Daisuke Morishita’s Dance with Blanks (2019)
“Dance on the Horizon” by Yuki Moriuchi (Philosopher)
No matter how close we get, why does the horizon remain so far away?
This distance can be considered as a cognitive distance or a distance between “a subject that views an object” and “an object that is viewed.” Morishita’s work consciously takes out this distance and present it to us. Viewers break down the distance from their inside, and they are inspired to realize the instant sparkling fire when the distance crumbles away. In other words, this process can be considered as a device that causes a “phenomenological reduction,” which is the true essence of his work.
A phenomenological reduction is a concept proposed by E. Husserl. One puts one’s thoughts in a parenthesis (epoché), and then faces the object once again.
Suppose that we look at a “blank” in a certain photograph, and recognize it as an “round” object. However, if we intend to express this blank without using the word “round,” we are confused about how to handle such encounter.
He brings out the unknown as something sparkling, something astonishing, or something fresh.
He expresses such joy directly. His works are full of devices that discourage viewers from judging “existing values.” These devices may be torn darkness, large droplets, the distant foggy horizon, blurred shadow or intense lines of light.
When facing them, viewers are forced to change all of the existing perceptions (for example, we lose our languages,) and become “empty subjects” who just face them without knowing how to understand. A pure and empty sense of self is created when one’s judgment stops.
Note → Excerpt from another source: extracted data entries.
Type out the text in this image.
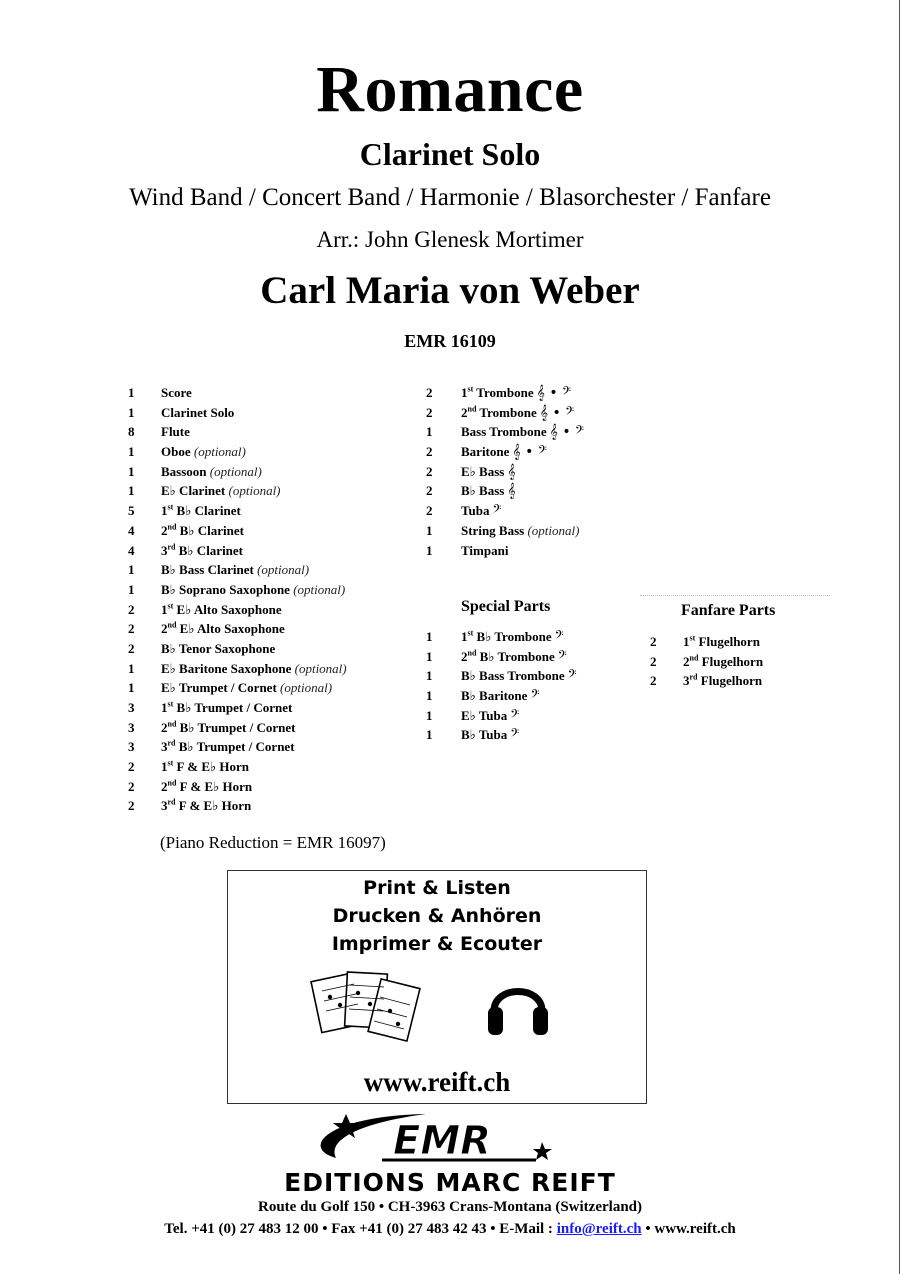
Romance
Clarinet Solo
Wind Band / Concert Band / Harmonie / Blasorchester / Fanfare
Arr.: John Glenesk Mortimer
Carl Maria von Weber
EMR 16109
1 Score
1 Clarinet Solo
8 Flute
1 Oboe (optional)
1 Bassoon (optional)
1 E♭ Clarinet (optional)
5 1st B♭ Clarinet
4 2nd B♭ Clarinet
4 3rd B♭ Clarinet
1 B♭ Bass Clarinet (optional)
1 B♭ Soprano Saxophone (optional)
2 1st E♭ Alto Saxophone
2 2nd E♭ Alto Saxophone
2 B♭ Tenor Saxophone
1 E♭ Baritone Saxophone (optional)
1 E♭ Trumpet / Cornet (optional)
3 1st B♭ Trumpet / Cornet
3 2nd B♭ Trumpet / Cornet
3 3rd B♭ Trumpet / Cornet
2 1st F & E♭ Horn
2 2nd F & E♭ Horn
2 3rd F & E♭ Horn
2 1st Trombone 𝄞 • 𝄢
2 2nd Trombone 𝄞 • 𝄢
1 Bass Trombone 𝄞 • 𝄢
2 Baritone 𝄞 • 𝄢
2 E♭ Bass 𝄞
2 B♭ Bass 𝄞
2 Tuba 𝄢
1 String Bass (optional)
1 Timpani
Special Parts
1 1st B♭ Trombone 𝄢
1 2nd B♭ Trombone 𝄢
1 B♭ Bass Trombone 𝄢
1 B♭ Baritone 𝄢
1 E♭ Tuba 𝄢
1 B♭ Tuba 𝄢
Fanfare Parts
2 1st Flugelhorn
2 2nd Flugelhorn
2 3rd Flugelhorn
(Piano Reduction = EMR 16097)
Print & Listen
Drucken & Anhören
Imprimer & Ecouter
www.reift.ch
EMR
EDITIONS MARC REIFT
Route du Golf 150 • CH-3963 Crans-Montana (Switzerland)
Tel. +41 (0) 27 483 12 00 • Fax +41 (0) 27 483 42 43 • E-Mail : info@reift.ch • www.reift.ch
In spite of being an unidentified person, an empty entity called “me” remains to be an agent (whose judgment is suspended), and faces a “blank,” which is created by breaking down the ready-made ideas and judgement of value, and continues to dance with new sparkle and surprise. A playful performance, which is shown by a variety of blank, eliminates the distance about to the horizon, the distance that lies between the subject and the object, at once. The epistemological distance disappears at this point, that is to say, it is the shining moment when a subject and an object reach for each other’s hands.
His approach is brilliant because each turn of a page evokes the joy of phenomenological chemical reaction between viewers and his works.